Yoga

I finally took a yoga class the other nite and I’m going to take it tonight too. 

So far it’s cool and it is so challenging to twist your body into a pretzel and balance on one foot etc. that I can’t think of anything else while I’m doing it.  This is good because I have a very busy head and it isn’t very kind to me. 

I’m also going to take an aqua class soon and some other class that I can’t remember right now.  Going to a class makes me feel like I am part of something…and sometimes that is okay.

Oh and have I told you all that I have been very moody lately?  My friends are driving me nuts.  It’s not them, it’s me.  Things that wouldn’t normally bother me much are making me want to run away from people and never come back.  Ugh.  I think it’s my hormones.  Double Ugh.

And I have decided that I have to drink less alcohol than ever because when I drink, the next day I feel depressed.  Who needs THAT?
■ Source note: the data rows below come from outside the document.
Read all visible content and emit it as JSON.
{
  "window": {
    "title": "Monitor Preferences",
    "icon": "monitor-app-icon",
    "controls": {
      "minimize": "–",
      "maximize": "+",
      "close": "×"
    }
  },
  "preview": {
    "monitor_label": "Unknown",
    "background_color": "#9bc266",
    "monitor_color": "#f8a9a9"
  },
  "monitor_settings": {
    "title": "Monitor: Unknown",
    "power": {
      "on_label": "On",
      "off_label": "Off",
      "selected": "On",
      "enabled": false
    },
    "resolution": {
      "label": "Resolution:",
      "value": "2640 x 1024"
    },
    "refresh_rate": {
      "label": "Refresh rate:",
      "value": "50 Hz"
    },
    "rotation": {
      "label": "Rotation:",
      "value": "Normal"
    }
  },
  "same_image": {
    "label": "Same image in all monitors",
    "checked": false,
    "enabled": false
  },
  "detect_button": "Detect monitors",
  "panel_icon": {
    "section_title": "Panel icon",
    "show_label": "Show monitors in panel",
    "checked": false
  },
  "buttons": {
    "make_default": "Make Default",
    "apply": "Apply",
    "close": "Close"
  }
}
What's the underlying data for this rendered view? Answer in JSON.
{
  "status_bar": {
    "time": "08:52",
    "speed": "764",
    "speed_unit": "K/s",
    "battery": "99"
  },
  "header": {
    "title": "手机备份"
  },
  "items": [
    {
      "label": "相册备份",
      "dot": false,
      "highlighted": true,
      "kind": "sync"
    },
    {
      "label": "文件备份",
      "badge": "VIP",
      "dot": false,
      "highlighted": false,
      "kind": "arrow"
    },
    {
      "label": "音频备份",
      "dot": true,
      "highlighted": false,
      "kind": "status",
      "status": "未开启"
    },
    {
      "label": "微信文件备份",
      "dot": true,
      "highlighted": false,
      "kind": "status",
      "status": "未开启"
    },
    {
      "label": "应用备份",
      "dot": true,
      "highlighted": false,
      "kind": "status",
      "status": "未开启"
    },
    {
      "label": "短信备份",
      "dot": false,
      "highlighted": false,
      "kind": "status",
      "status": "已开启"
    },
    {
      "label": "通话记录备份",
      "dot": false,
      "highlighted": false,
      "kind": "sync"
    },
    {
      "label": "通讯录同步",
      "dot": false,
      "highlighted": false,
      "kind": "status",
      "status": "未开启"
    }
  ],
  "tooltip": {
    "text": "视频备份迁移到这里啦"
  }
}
I’ve been doing some red-tape stuff for my business lately.  No sense in building a nice lucrative business and having it go up in smoke because you forgot to dot an i or cross a t right?  I am kind of terrible with this tedious stuff though.  I hope I get through it in a timely manner and don’t forget it or something.  Seriously.  I must lay a proper foundation.

Gotta remember my goal-to help my child pay off student loans.  And other important stuff. 

Bye for now.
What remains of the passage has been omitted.